You never saw someone clean a house, change from pajamas, clean the bathroom so fast in your life. As I'm polishing up the mirror the phone rings and I go with a big HELLO, (thinking it's the KIDS) and it's my sister in law saying "don't bother, they're not coming, the kids are cranky, they want to go home" I said "And I just cleaned my whole house (you know when you have company, it's called COMPANY CLEANING!!!!).

I started to laugh. So I changed back to comfortable pj's and now my house is sparkling. Alan wasn't even home, he went to some trade show in NYC.

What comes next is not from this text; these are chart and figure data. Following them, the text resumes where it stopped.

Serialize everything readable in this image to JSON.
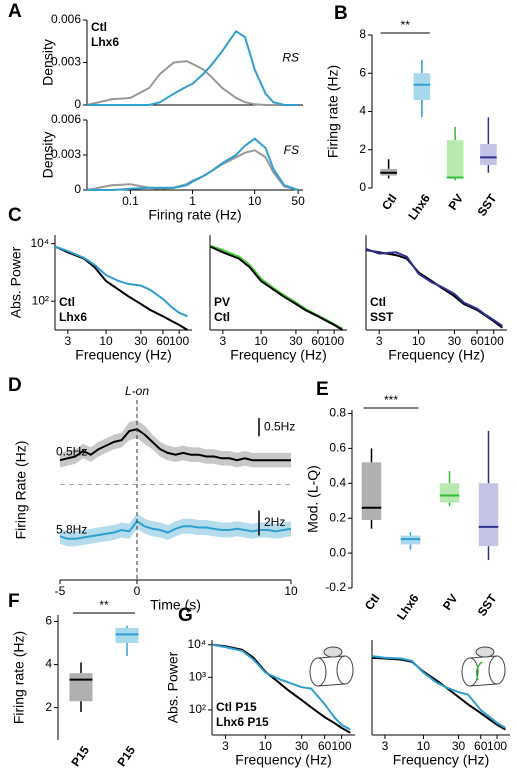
{
  "chart_data": [
    {
      "type": "line",
      "panel": "A",
      "ylabel": "Density",
      "annotation": "RS",
      "legend": "upper left",
      "xlog": true,
      "xlim": [
        0.02,
        60
      ],
      "ylim": [
        0,
        0.006
      ],
      "yticks": [
        0,
        0.003,
        0.006
      ],
      "x": [
        0.02,
        0.05,
        0.1,
        0.2,
        0.3,
        0.5,
        0.8,
        1,
        1.5,
        2,
        3,
        5,
        7,
        10,
        15,
        20,
        30,
        50
      ],
      "series": [
        {
          "name": "Ctl",
          "color": "#999999",
          "label_color": "#000000",
          "values": [
            0,
            0.0004,
            0.0005,
            0.0012,
            0.0022,
            0.003,
            0.0031,
            0.0029,
            0.0025,
            0.002,
            0.0012,
            0.0005,
            0.0002,
            5e-05,
            0,
            0,
            0,
            0
          ]
        },
        {
          "name": "Lhx6",
          "color": "#2f9fd0",
          "label_color": "#2f9fd0",
          "values": [
            0,
            0,
            0,
            0,
            0.0002,
            0.0008,
            0.0013,
            0.0015,
            0.0022,
            0.0028,
            0.0038,
            0.0052,
            0.0048,
            0.0025,
            0.0008,
            0.0002,
            0,
            0
          ]
        }
      ]
    },
    {
      "type": "line",
      "ylabel": "Density",
      "xlabel": "Firing rate (Hz)",
      "annotation": "FS",
      "xlog": true,
      "xlim": [
        0.02,
        60
      ],
      "ylim": [
        0,
        0.006
      ],
      "yticks": [
        0,
        0.003,
        0.006
      ],
      "xticks": [
        0.1,
        1,
        10,
        50
      ],
      "x": [
        0.02,
        0.05,
        0.1,
        0.2,
        0.3,
        0.5,
        0.8,
        1,
        1.5,
        2,
        3,
        5,
        7,
        10,
        15,
        20,
        30,
        50
      ],
      "series": [
        {
          "color": "#999999",
          "values": [
            0,
            0.0004,
            0.0005,
            0.0002,
            0.0001,
            0.0002,
            0.0005,
            0.0008,
            0.0012,
            0.0016,
            0.0022,
            0.0028,
            0.0032,
            0.0034,
            0.0028,
            0.0015,
            0.0003,
            0
          ]
        },
        {
          "color": "#2f9fd0",
          "values": [
            0,
            0,
            0.0001,
            0.0002,
            0.0002,
            0.0002,
            0.0004,
            0.0007,
            0.0012,
            0.0016,
            0.0023,
            0.003,
            0.0038,
            0.0044,
            0.0036,
            0.0018,
            0.0004,
            0
          ]
        }
      ]
    },
    {
      "type": "box",
      "panel": "B",
      "ylabel": "Firing rate (Hz)",
      "significance": "**",
      "ylim": [
        0,
        8
      ],
      "yticks": [
        0,
        2,
        4,
        6,
        8
      ],
      "categories": [
        "Ctl",
        "Lhx6",
        "PV",
        "SST"
      ],
      "min": [
        0.5,
        3.7,
        0.4,
        0.8
      ],
      "q1": [
        0.65,
        4.6,
        0.5,
        1.2
      ],
      "median": [
        0.8,
        5.4,
        0.55,
        1.6
      ],
      "q3": [
        1.0,
        6.0,
        2.5,
        2.3
      ],
      "max": [
        1.5,
        6.7,
        3.2,
        3.7
      ],
      "colors": [
        "#b0b0b0",
        "#a8d8ec",
        "#b8eab0",
        "#c4c4e6"
      ],
      "line_colors": [
        "#000000",
        "#2f9fd0",
        "#33bb33",
        "#303090"
      ]
    },
    {
      "type": "line",
      "panel": "C",
      "ylabel": "Abs. Power",
      "xlabel": "Frequency (Hz)",
      "legend": "lower left",
      "xlog": true,
      "ylog": true,
      "xlim": [
        2,
        150
      ],
      "ylim": [
        10,
        20000
      ],
      "xticks": [
        3,
        10,
        30,
        60,
        100
      ],
      "yticks": [
        {
          "value": 100,
          "label": "10²"
        },
        {
          "value": 10000,
          "label": "10⁴"
        }
      ],
      "x": [
        2,
        3,
        5,
        7,
        10,
        15,
        20,
        30,
        40,
        60,
        80,
        100,
        130
      ],
      "series": [
        {
          "name": "Ctl",
          "color": "#000000",
          "values": [
            8000,
            5000,
            3000,
            1500,
            500,
            250,
            150,
            80,
            50,
            30,
            20,
            15,
            10
          ]
        },
        {
          "name": "Lhx6",
          "color": "#2f9fd0",
          "values": [
            8000,
            5500,
            3200,
            1800,
            800,
            500,
            400,
            350,
            250,
            120,
            60,
            40,
            30
          ]
        }
      ]
    },
    {
      "type": "line",
      "xlabel": "Frequency (Hz)",
      "legend": "lower left",
      "xlog": true,
      "ylog": true,
      "xlim": [
        2,
        150
      ],
      "ylim": [
        10,
        20000
      ],
      "xticks": [
        3,
        10,
        30,
        60,
        100
      ],
      "x": [
        2,
        3,
        5,
        7,
        10,
        15,
        20,
        30,
        40,
        60,
        80,
        100,
        130
      ],
      "series": [
        {
          "name": "PV",
          "color": "#44cc33",
          "values": [
            8500,
            6000,
            3500,
            1800,
            600,
            280,
            170,
            90,
            55,
            32,
            22,
            16,
            11
          ]
        },
        {
          "name": "Ctl",
          "color": "#000000",
          "values": [
            8000,
            5000,
            3000,
            1500,
            500,
            250,
            150,
            80,
            50,
            30,
            20,
            15,
            10
          ]
        }
      ]
    },
    {
      "type": "line",
      "xlabel": "Frequency (Hz)",
      "legend": "lower left",
      "xlog": true,
      "ylog": true,
      "xlim": [
        2,
        150
      ],
      "ylim": [
        10,
        20000
      ],
      "xticks": [
        3,
        10,
        30,
        60,
        100
      ],
      "x": [
        2,
        3,
        5,
        7,
        10,
        15,
        20,
        30,
        40,
        60,
        80,
        100,
        130
      ],
      "series": [
        {
          "name": "Ctl",
          "color": "#000000",
          "values": [
            6000,
            5000,
            4000,
            3000,
            1000,
            500,
            300,
            150,
            80,
            50,
            30,
            20,
            12
          ]
        },
        {
          "name": "SST",
          "color": "#303090",
          "values": [
            6500,
            4500,
            5000,
            3500,
            900,
            450,
            320,
            180,
            90,
            55,
            32,
            22,
            14
          ]
        }
      ]
    },
    {
      "type": "traces",
      "panel": "D",
      "ylabel": "Firing Rate (Hz)",
      "xlabel": "Time (s)",
      "event": {
        "x": 0,
        "label": "L-on"
      },
      "xlim": [
        -5,
        10
      ],
      "xticks": [
        -5,
        0,
        10
      ],
      "x": [
        -5,
        -4.5,
        -4,
        -3.5,
        -3,
        -2.5,
        -2,
        -1.5,
        -1,
        -0.5,
        0,
        0.5,
        1,
        1.5,
        2,
        2.5,
        3,
        3.5,
        4,
        4.5,
        5,
        5.5,
        6,
        6.5,
        7,
        7.5,
        8,
        8.5,
        9,
        9.5,
        10
      ],
      "series": [
        {
          "color": "#000000",
          "band_color": "#c8c8c8",
          "ylim": [
            -0.3,
            2.1
          ],
          "baseline": {
            "value": 0.5,
            "label": "0.5Hz"
          },
          "scalebar": {
            "value": 0.5,
            "label": "0.5Hz"
          },
          "values": [
            0.45,
            0.5,
            0.55,
            0.7,
            0.6,
            0.75,
            0.85,
            0.95,
            1.0,
            1.25,
            1.3,
            1.15,
            0.95,
            0.75,
            0.65,
            0.6,
            0.65,
            0.6,
            0.6,
            0.55,
            0.55,
            0.5,
            0.5,
            0.45,
            0.5,
            0.45,
            0.45,
            0.45,
            0.45,
            0.45,
            0.45
          ],
          "error": [
            0.2,
            0.2,
            0.2,
            0.2,
            0.2,
            0.2,
            0.2,
            0.2,
            0.2,
            0.25,
            0.25,
            0.25,
            0.2,
            0.2,
            0.2,
            0.2,
            0.2,
            0.2,
            0.2,
            0.2,
            0.2,
            0.2,
            0.2,
            0.2,
            0.2,
            0.2,
            0.2,
            0.2,
            0.2,
            0.2,
            0.2
          ]
        },
        {
          "color": "#2f9fd0",
          "band_color": "#b4dcec",
          "ylim": [
            2.3,
            9.3
          ],
          "baseline": {
            "value": 5.8,
            "label": "5.8Hz"
          },
          "scalebar": {
            "value": 2,
            "label": "2Hz"
          },
          "values": [
            5.8,
            5.6,
            5.6,
            5.7,
            5.8,
            5.9,
            6.0,
            6.1,
            6.3,
            6.2,
            7.0,
            6.6,
            6.4,
            6.3,
            6.1,
            6.4,
            6.6,
            6.6,
            6.5,
            6.5,
            6.4,
            6.3,
            6.3,
            6.4,
            6.3,
            6.2,
            6.3,
            6.3,
            6.2,
            6.3,
            6.4
          ],
          "error": [
            0.6,
            0.6,
            0.6,
            0.6,
            0.6,
            0.6,
            0.6,
            0.6,
            0.6,
            0.6,
            0.6,
            0.6,
            0.6,
            0.6,
            0.6,
            0.6,
            0.6,
            0.6,
            0.6,
            0.6,
            0.6,
            0.6,
            0.6,
            0.6,
            0.6,
            0.6,
            0.6,
            0.6,
            0.6,
            0.6,
            0.6
          ]
        }
      ]
    },
    {
      "type": "box",
      "panel": "E",
      "ylabel": "Mod. (L-Q)",
      "significance": "***",
      "ylim": [
        -0.2,
        0.82
      ],
      "yticks": [
        -0.2,
        {
          "value": 0,
          "label": "0.0"
        },
        0.2,
        0.4,
        0.6,
        0.8
      ],
      "categories": [
        "Ctl",
        "Lhx6",
        "PV",
        "SST"
      ],
      "min": [
        0.14,
        0.02,
        0.27,
        -0.04
      ],
      "q1": [
        0.19,
        0.05,
        0.29,
        0.04
      ],
      "median": [
        0.26,
        0.08,
        0.33,
        0.15
      ],
      "q3": [
        0.52,
        0.1,
        0.4,
        0.4
      ],
      "max": [
        0.6,
        0.12,
        0.47,
        0.7
      ],
      "colors": [
        "#b0b0b0",
        "#a8d8ec",
        "#b8eab0",
        "#c4c4e6"
      ],
      "line_colors": [
        "#000000",
        "#2f9fd0",
        "#33bb33",
        "#303090"
      ]
    },
    {
      "type": "box",
      "panel": "F",
      "ylabel": "Firing rate (Hz)",
      "significance": "**",
      "ylim": [
        0.5,
        6.3
      ],
      "yticks": [
        2,
        4,
        6
      ],
      "categories": [
        "P15",
        "P15"
      ],
      "min": [
        1.8,
        4.4
      ],
      "q1": [
        2.3,
        5.0
      ],
      "median": [
        3.3,
        5.4
      ],
      "q3": [
        3.6,
        5.7
      ],
      "max": [
        4.1,
        5.8
      ],
      "colors": [
        "#b0b0b0",
        "#a8d8ec"
      ],
      "line_colors": [
        "#000000",
        "#2f9fd0"
      ]
    },
    {
      "type": "line",
      "panel": "G",
      "ylabel": "Abs. Power",
      "xlabel": "Frequency (Hz)",
      "legend": "lower left",
      "xlog": true,
      "ylog": true,
      "xlim": [
        2,
        150
      ],
      "ylim": [
        17,
        14000
      ],
      "xticks": [
        3,
        10,
        30,
        60,
        100
      ],
      "yticks": [
        {
          "value": 100,
          "label": "10²"
        },
        {
          "value": 1000,
          "label": "10³"
        },
        {
          "value": 10000,
          "label": "10⁴"
        }
      ],
      "x": [
        2,
        3,
        5,
        7,
        10,
        15,
        20,
        30,
        40,
        60,
        80,
        100,
        130
      ],
      "series": [
        {
          "name": "Ctl P15",
          "color": "#000000",
          "values": [
            10000,
            9000,
            7000,
            4000,
            1500,
            700,
            400,
            200,
            120,
            60,
            40,
            28,
            20
          ]
        },
        {
          "name": "Lhx6 P15",
          "color": "#2f9fd0",
          "values": [
            10000,
            8500,
            6500,
            3500,
            1400,
            900,
            700,
            500,
            450,
            150,
            60,
            35,
            25
          ]
        }
      ]
    },
    {
      "type": "line",
      "xlabel": "Frequency (Hz)",
      "xlog": true,
      "ylog": true,
      "xlim": [
        2,
        150
      ],
      "ylim": [
        17,
        14000
      ],
      "xticks": [
        3,
        10,
        30,
        60,
        100
      ],
      "x": [
        2,
        3,
        5,
        7,
        10,
        15,
        20,
        30,
        40,
        60,
        80,
        100,
        130
      ],
      "series": [
        {
          "color": "#000000",
          "values": [
            4000,
            3800,
            3500,
            3000,
            1500,
            800,
            500,
            250,
            150,
            80,
            50,
            35,
            25
          ]
        },
        {
          "color": "#2f9fd0",
          "values": [
            4500,
            4000,
            3800,
            3200,
            1400,
            700,
            500,
            350,
            300,
            100,
            60,
            40,
            28
          ]
        }
      ]
    }
  ]
}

So now I'm back trying to learn this mail wash thing. It's supposed to get rid of spam in my e-mail AND BELIEVE ME, I GET SPAM IN MY EMAIL.

regards,

Melody

Parenthood
 

Dear Melody:

No matter how old our "kids" get, we never stop being Mothers.

Shirley H.

Dear Melanie
 

I am really sorry to hear about your son. I am the parent of an only child too, and my child means the world to me. He is the reason I get out of bed in the morning and the reason I fight against my PN. He is growing up way too fast, and getting more and more independant. I have to keep on reminding myself that he is not mine as a possession,but it is my job to give him roots and then wings I guess.

But a mother is a mother no matter how old her children be.

When I think of my child growing up so fast, I think of this poem I read,
by Robert Frost.

Natures first green is gold
Her hardest hue to hold
Her early leaf a flower
But only so an hour

Then leaf subsides to leaf
So Eden sank to grief
So dawn goes down to day
Nothing gold can stay-


I hope this get's easier for you Mel,and remember always, you did the best job you could.

about the program...
 

Melody...it was Chemar who suggested the mailwasher, not I.

I don't use OutLook at all. I use Yahoo only. All weird mail in Yahoo goes to the spam folder... they filter it for you. I really like Yahoo for that reason.

Perhaps a PM to Chemar would give you the solutions to your frustrations?